The Hive versus Lash fight. When Lincoln was suddenly not in the quinjet and the doors opened in front of Hive to reveal Lash I sat up a bit straighter, thinking, in my naiveté that we were about to get something awesome. It amounted to Lash knocking Hive off a platform, the former’s energy clashing with the latter’s dust and then…that was kind of it. Disappointing.

Lash dies. Yes, he goes out saving Daisy but it feels incongruous with his other appearances. You’re really telling me that after all the super powerful Inhumans he’s gone up against and killed, without breaking a sweat, that bloody James takes him out that damn easily (even if it is from behind)?!

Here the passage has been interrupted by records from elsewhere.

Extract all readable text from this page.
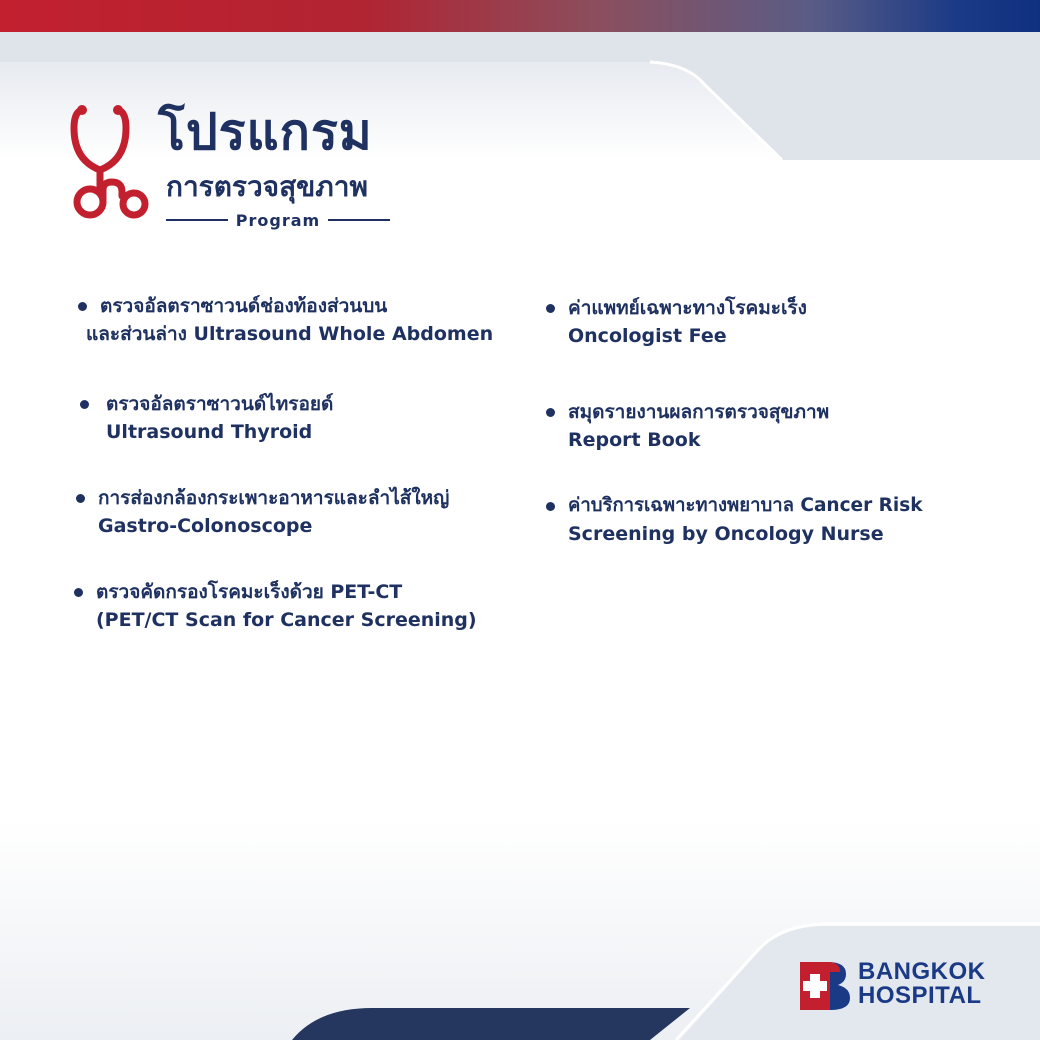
โปรแกรม
การตรวจสุขภาพ
Program
ตรวจอัลตราซาวนด์ช่องท้องส่วนบน
และส่วนล่าง Ultrasound Whole Abdomen
ตรวจอัลตราซาวนด์ไทรอยด์
Ultrasound Thyroid
การส่องกล้องกระเพาะอาหารและลำไส้ใหญ่
Gastro-Colonoscope
ตรวจคัดกรองโรคมะเร็งด้วย PET-CT
(PET/CT Scan for Cancer Screening)
ค่าแพทย์เฉพาะทางโรคมะเร็ง
Oncologist Fee
สมุดรายงานผลการตรวจสุขภาพ
Report Book
ค่าบริการเฉพาะทางพยาบาล Cancer Risk
Screening by Oncology Nurse
BANGKOK
HOSPITAL
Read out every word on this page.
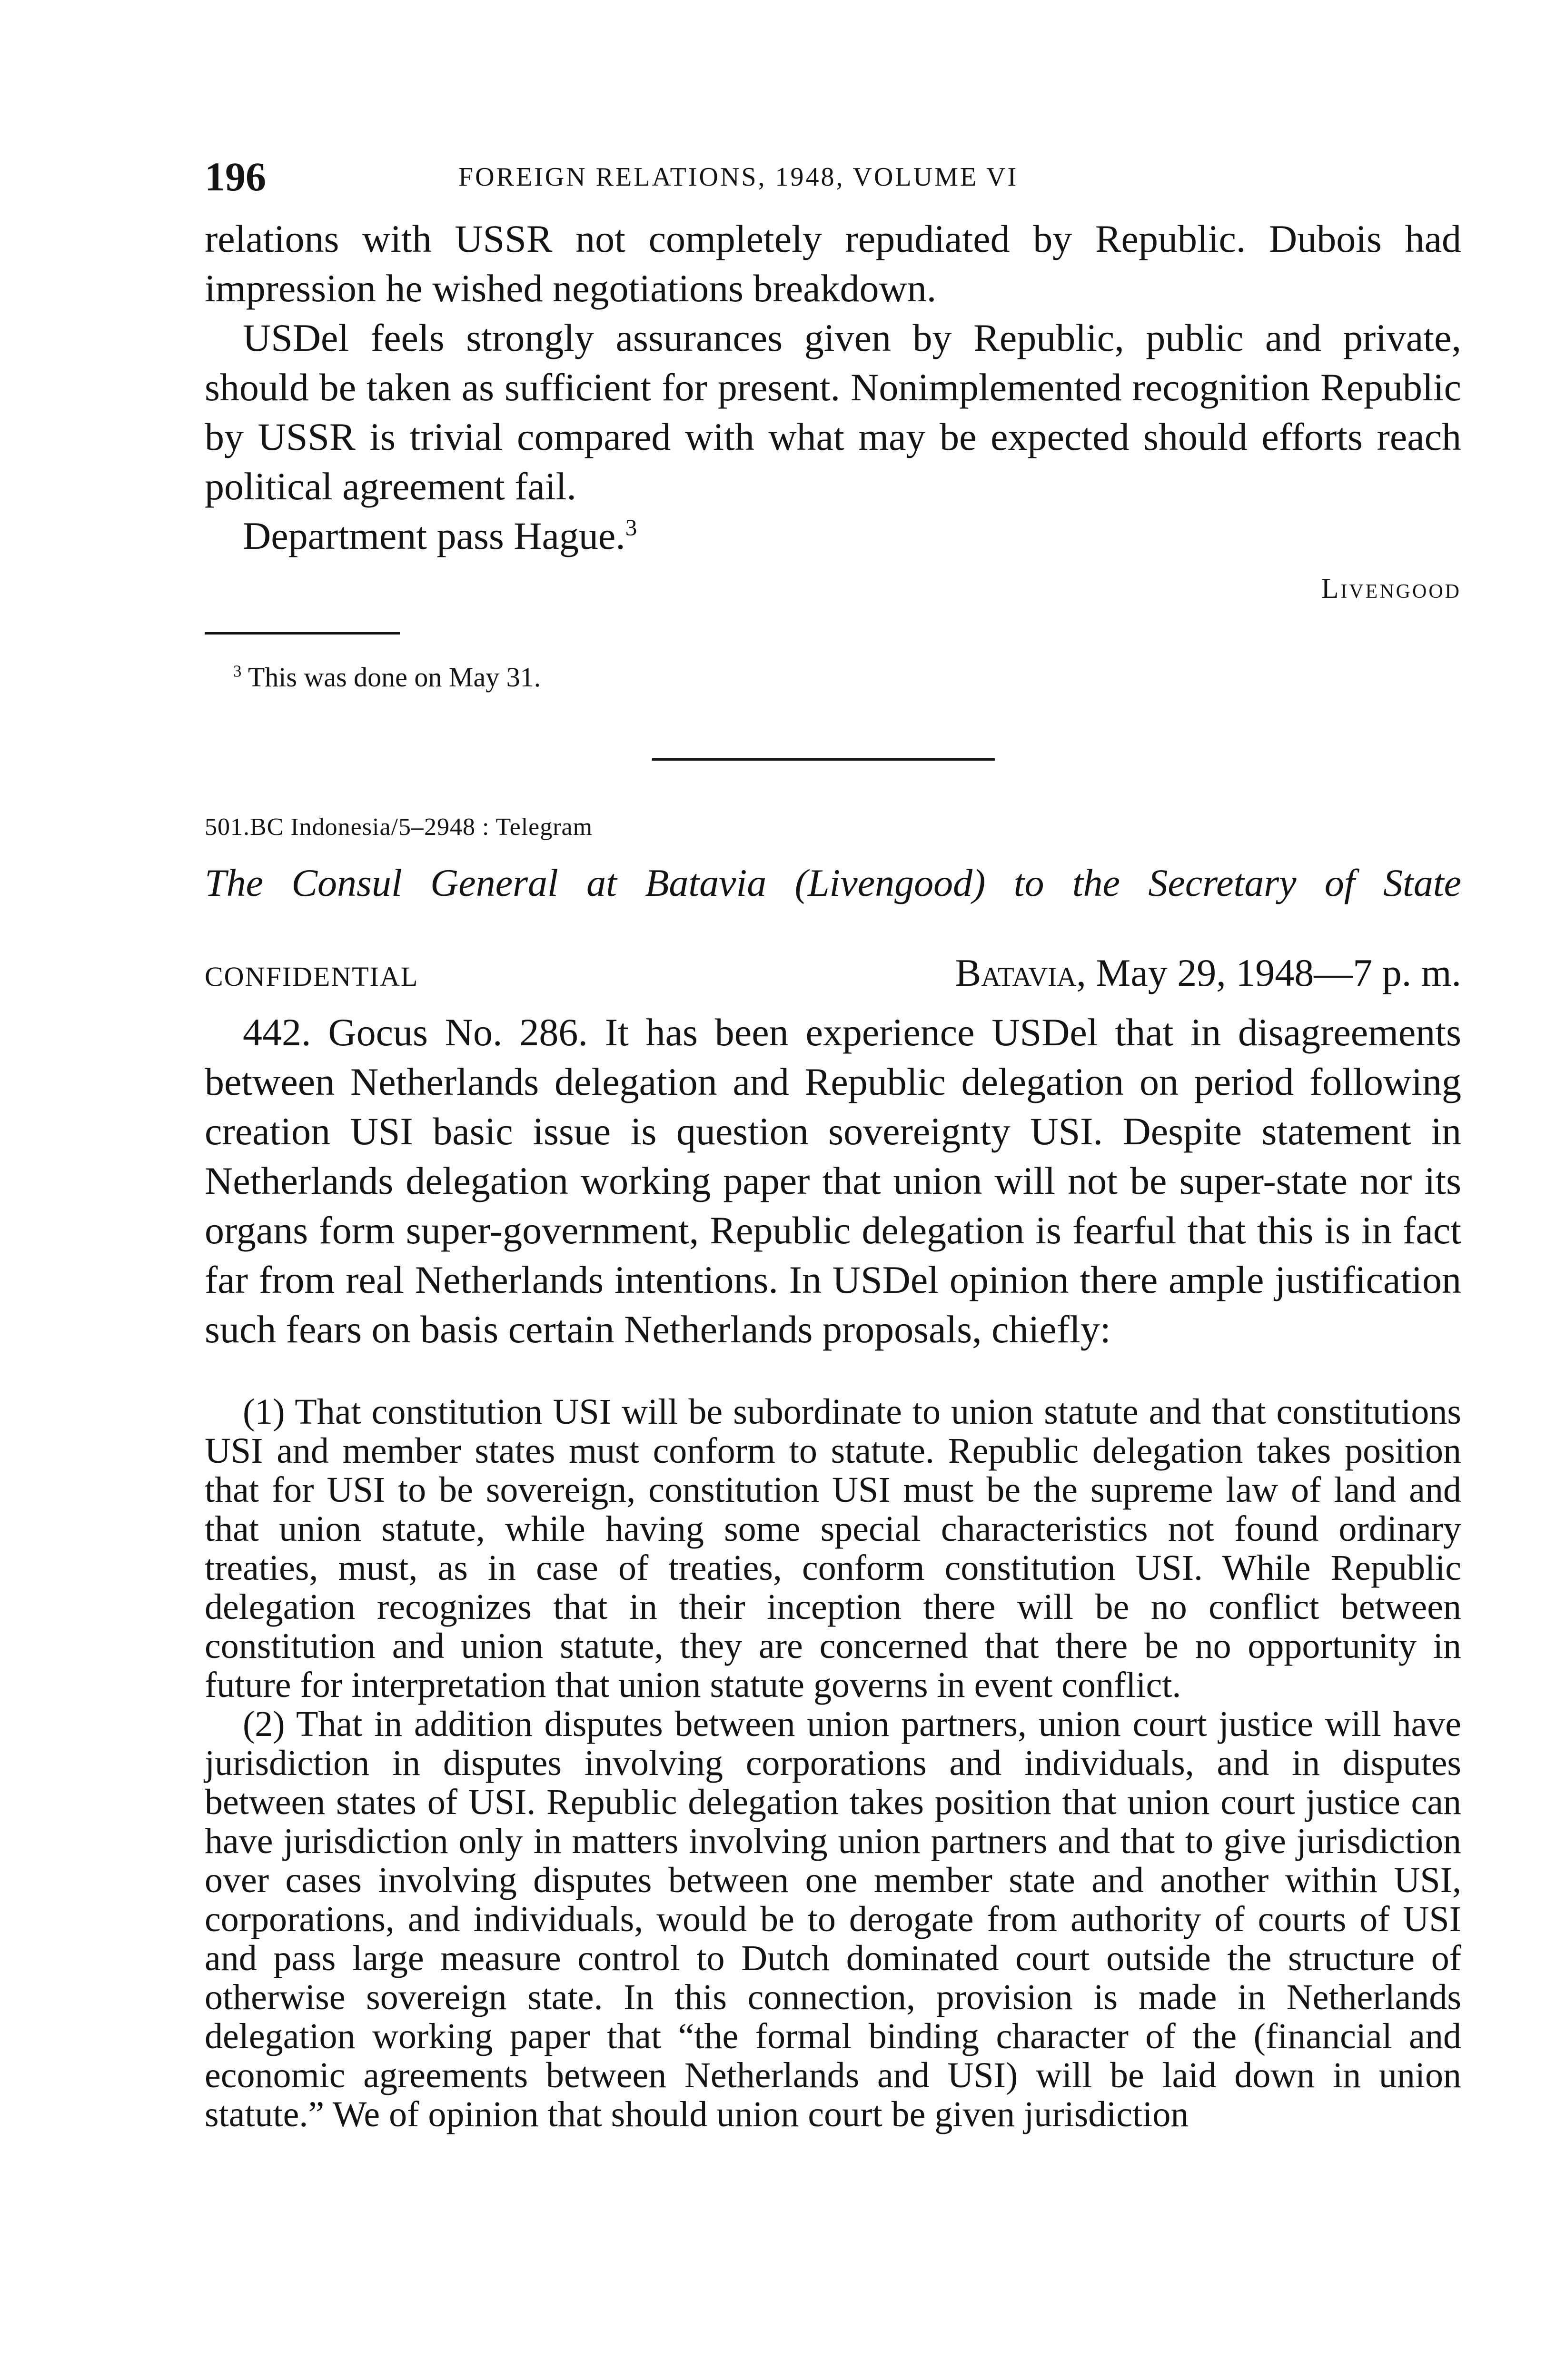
196	FOREIGN RELATIONS, 1948, VOLUME VI

relations with USSR not completely repudiated by Republic. Dubois had impression he wished negotiations breakdown.

USDel feels strongly assurances given by Republic, public and private, should be taken as sufficient for present. Nonimplemented recognition Republic by USSR is trivial compared with what may be expected should efforts reach political agreement fail.

Department pass Hague.$^3$

Livengood
$^3$ This was done on May 31.
501.BC Indonesia/5–2948 : Telegram
The Consul General at Batavia (Livengood) to the Secretary of State
CONFIDENTIAL	Batavia, May 29, 1948—7 p. m.

442. Gocus No. 286. It has been experience USDel that in disagreements between Netherlands delegation and Republic delegation on period following creation USI basic issue is question sovereignty USI. Despite statement in Netherlands delegation working paper that union will not be super-state nor its organs form super-government, Republic delegation is fearful that this is in fact far from real Netherlands intentions. In USDel opinion there ample justification such fears on basis certain Netherlands proposals, chiefly:

(1) That constitution USI will be subordinate to union statute and that constitutions USI and member states must conform to statute. Republic delegation takes position that for USI to be sovereign, constitution USI must be the supreme law of land and that union statute, while having some special characteristics not found ordinary treaties, must, as in case of treaties, conform constitution USI. While Republic delegation recognizes that in their inception there will be no conflict between constitution and union statute, they are concerned that there be no opportunity in future for interpretation that union statute governs in event conflict.

(2) That in addition disputes between union partners, union court justice will have jurisdiction in disputes involving corporations and individuals, and in disputes between states of USI. Republic delegation takes position that union court justice can have jurisdiction only in matters involving union partners and that to give jurisdiction over cases involving disputes between one member state and another within USI, corporations, and individuals, would be to derogate from authority of courts of USI and pass large measure control to Dutch dominated court outside the structure of otherwise sovereign state. In this connection, provision is made in Netherlands delegation working paper that “the formal binding character of the (financial and economic agreements between Netherlands and USI) will be laid down in union statute.” We of opinion that should union court be given jurisdiction
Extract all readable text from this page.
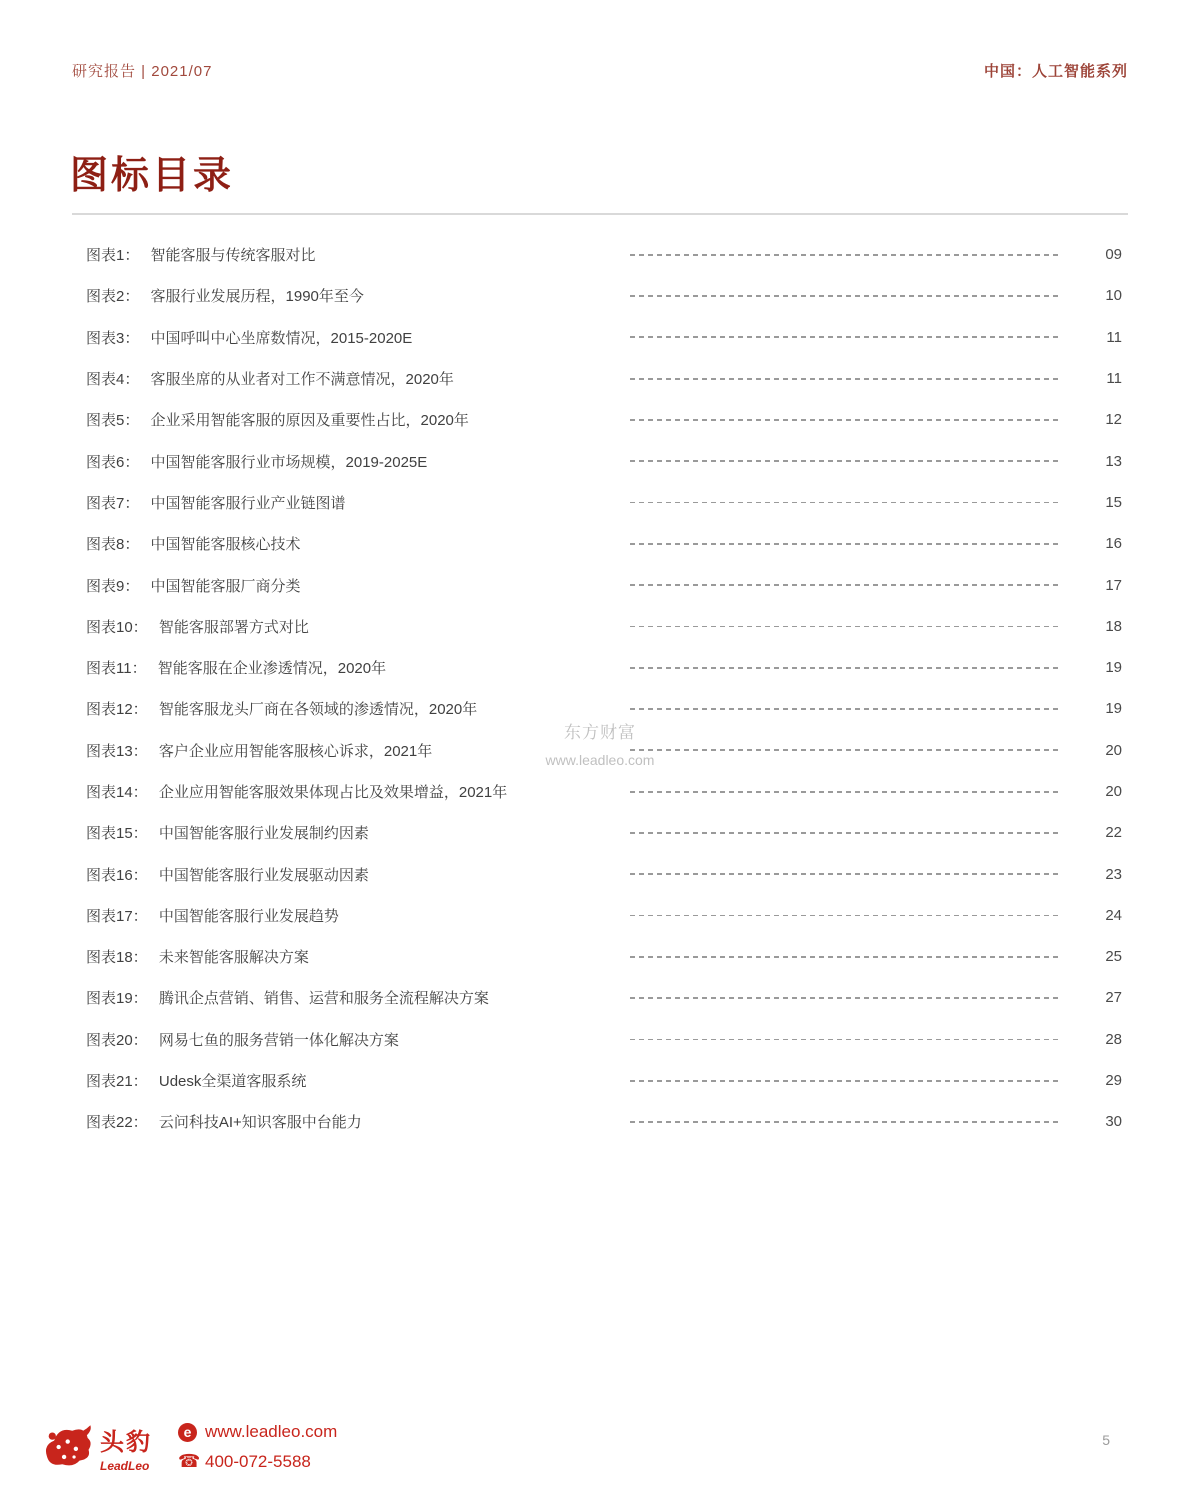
研究报告 | 2021/07	中国：人工智能系列
图标目录
图表1： 智能客服与传统客服对比	09
图表2： 客服行业发展历程，1990年至今	10
图表3： 中国呼叫中心坐席数情况，2015-2020E	11
图表4： 客服坐席的从业者对工作不满意情况，2020年	11
图表5： 企业采用智能客服的原因及重要性占比，2020年	12
图表6： 中国智能客服行业市场规模，2019-2025E	13
图表7： 中国智能客服行业产业链图谱	15
图表8： 中国智能客服核心技术	16
图表9： 中国智能客服厂商分类	17
图表10： 智能客服部署方式对比	18
图表11： 智能客服在企业渗透情况，2020年	19
图表12： 智能客服龙头厂商在各领域的渗透情况，2020年	19
图表13： 客户企业应用智能客服核心诉求，2021年	20
图表14： 企业应用智能客服效果体现占比及效果增益，2021年	20
图表15： 中国智能客服行业发展制约因素	22
图表16： 中国智能客服行业发展驱动因素	23
图表17： 中国智能客服行业发展趋势	24
图表18： 未来智能客服解决方案	25
图表19： 腾讯企点营销、销售、运营和服务全流程解决方案	27
图表20： 网易七鱼的服务营销一体化解决方案	28
图表21： Udesk全渠道客服系统	29
图表22： 云问科技AI+知识客服中台能力	30
东方财富
www.leadleo.com
头豹
LeadLeo
e www.leadleo.com
☎ 400-072-5588
5
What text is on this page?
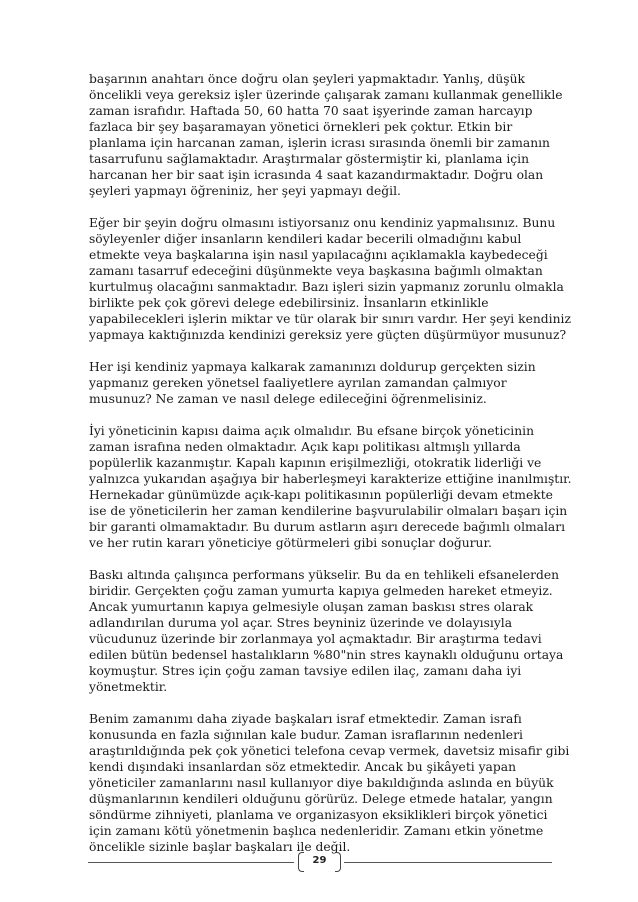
başarının anahtarı önce doğru olan şeyleri yapmaktadır. Yanlış, düşük
öncelikli veya gereksiz işler üzerinde çalışarak zamanı kullanmak genellikle
zaman israfıdır. Haftada 50, 60 hatta 70 saat işyerinde zaman harcayıp
fazlaca bir şey başaramayan yönetici örnekleri pek çoktur. Etkin bir
planlama için harcanan zaman, işlerin icrası sırasında önemli bir zamanın
tasarrufunu sağlamaktadır. Araştırmalar göstermiştir ki, planlama için
harcanan her bir saat işin icrasında 4 saat kazandırmaktadır. Doğru olan
şeyleri yapmayı öğreniniz, her şeyi yapmayı değil.

Eğer bir şeyin doğru olmasını istiyorsanız onu kendiniz yapmalısınız. Bunu
söyleyenler diğer insanların kendileri kadar becerili olmadığını kabul
etmekte veya başkalarına işin nasıl yapılacağını açıklamakla kaybedeceği
zamanı tasarruf edeceğini düşünmekte veya başkasına bağımlı olmaktan
kurtulmuş olacağını sanmaktadır. Bazı işleri sizin yapmanız zorunlu olmakla
birlikte pek çok görevi delege edebilirsiniz. İnsanların etkinlikle
yapabilecekleri işlerin miktar ve tür olarak bir sınırı vardır. Her şeyi kendiniz
yapmaya kaktığınızda kendinizi gereksiz yere güçten düşürmüyor musunuz?

Her işi kendiniz yapmaya kalkarak zamanınızı doldurup gerçekten sizin
yapmanız gereken yönetsel faaliyetlere ayrılan zamandan çalmıyor
musunuz? Ne zaman ve nasıl delege edileceğini öğrenmelisiniz.

İyi yöneticinin kapısı daima açık olmalıdır. Bu efsane birçok yöneticinin
zaman israfına neden olmaktadır. Açık kapı politikası altmışlı yıllarda
popülerlik kazanmıştır. Kapalı kapının erişilmezliği, otokratik liderliği ve
yalnızca yukarıdan aşağıya bir haberleşmeyi karakterize ettiğine inanılmıştır.
Hernekadar günümüzde açık-kapı politikasının popülerliği devam etmekte
ise de yöneticilerin her zaman kendilerine başvurulabilir olmaları başarı için
bir garanti olmamaktadır. Bu durum astların aşırı derecede bağımlı olmaları
ve her rutin kararı yöneticiye götürmeleri gibi sonuçlar doğurur.

Baskı altında çalışınca performans yükselir. Bu da en tehlikeli efsanelerden
biridir. Gerçekten çoğu zaman yumurta kapıya gelmeden hareket etmeyiz.
Ancak yumurtanın kapıya gelmesiyle oluşan zaman baskısı stres olarak
adlandırılan duruma yol açar. Stres beyniniz üzerinde ve dolayısıyla
vücudunuz üzerinde bir zorlanmaya yol açmaktadır. Bir araştırma tedavi
edilen bütün bedensel hastalıkların %80"nin stres kaynaklı olduğunu ortaya
koymuştur. Stres için çoğu zaman tavsiye edilen ilaç, zamanı daha iyi
yönetmektir.

Benim zamanımı daha ziyade başkaları israf etmektedir. Zaman israfı
konusunda en fazla sığınılan kale budur. Zaman israflarının nedenleri
araştırıldığında pek çok yönetici telefona cevap vermek, davetsiz misafir gibi
kendi dışındaki insanlardan söz etmektedir. Ancak bu şikâyeti yapan
yöneticiler zamanlarını nasıl kullanıyor diye bakıldığında aslında en büyük
düşmanlarının kendileri olduğunu görürüz. Delege etmede hatalar, yangın
söndürme zihniyeti, planlama ve organizasyon eksiklikleri birçok yönetici
için zamanı kötü yönetmenin başlıca nedenleridir. Zamanı etkin yönetme
öncelikle sizinle başlar başkaları ile değil.

29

No Joey. I want more Joey!

Other stuff I liked:

Elena is back! She doesn’t get a whole lot to do this episode but her presence was much appreciated. I particularly like her exchange with Mack about faith (on multiple levels) and her derogatory muttering of the word ‘naïve’ in Spanish when Talbot declared that a registered list of superhumans would classified and protected.

Daisy is free of Hive’s influence (thanks to a last act from Lash) and is back with S.H.I.E.L.D. recovering from her ordeal. This puts her back with the team for the finale, which is exactly where she should be. “Emancipation” really delivered in this regard and saved itself from my all out hatred. Last week, I talked about how Daisy being under Hive’s control was wearing thin and that, hopefully, the title of this week’s episode was an indication of her freedom. I actually cheered out loud when it happened because, coming at the tail end of such a subpar episode, it was a true saving grace.

One last thought (that doesn’t really fit anywhere else):

In the very last scene Elena gives Mack her necklace (the one that features heavily in Daisy’s vision of the future). Mack is at the top of the list for people who I think are probably in the exploding ship. I really hope I’m wrong, and this is just another red herring, because I do not want to lose Mack. Additionally, especially considering this episode killed off Andrew Garner/Lash, it would add to the show’s disturbing trend of killing off its black male characters.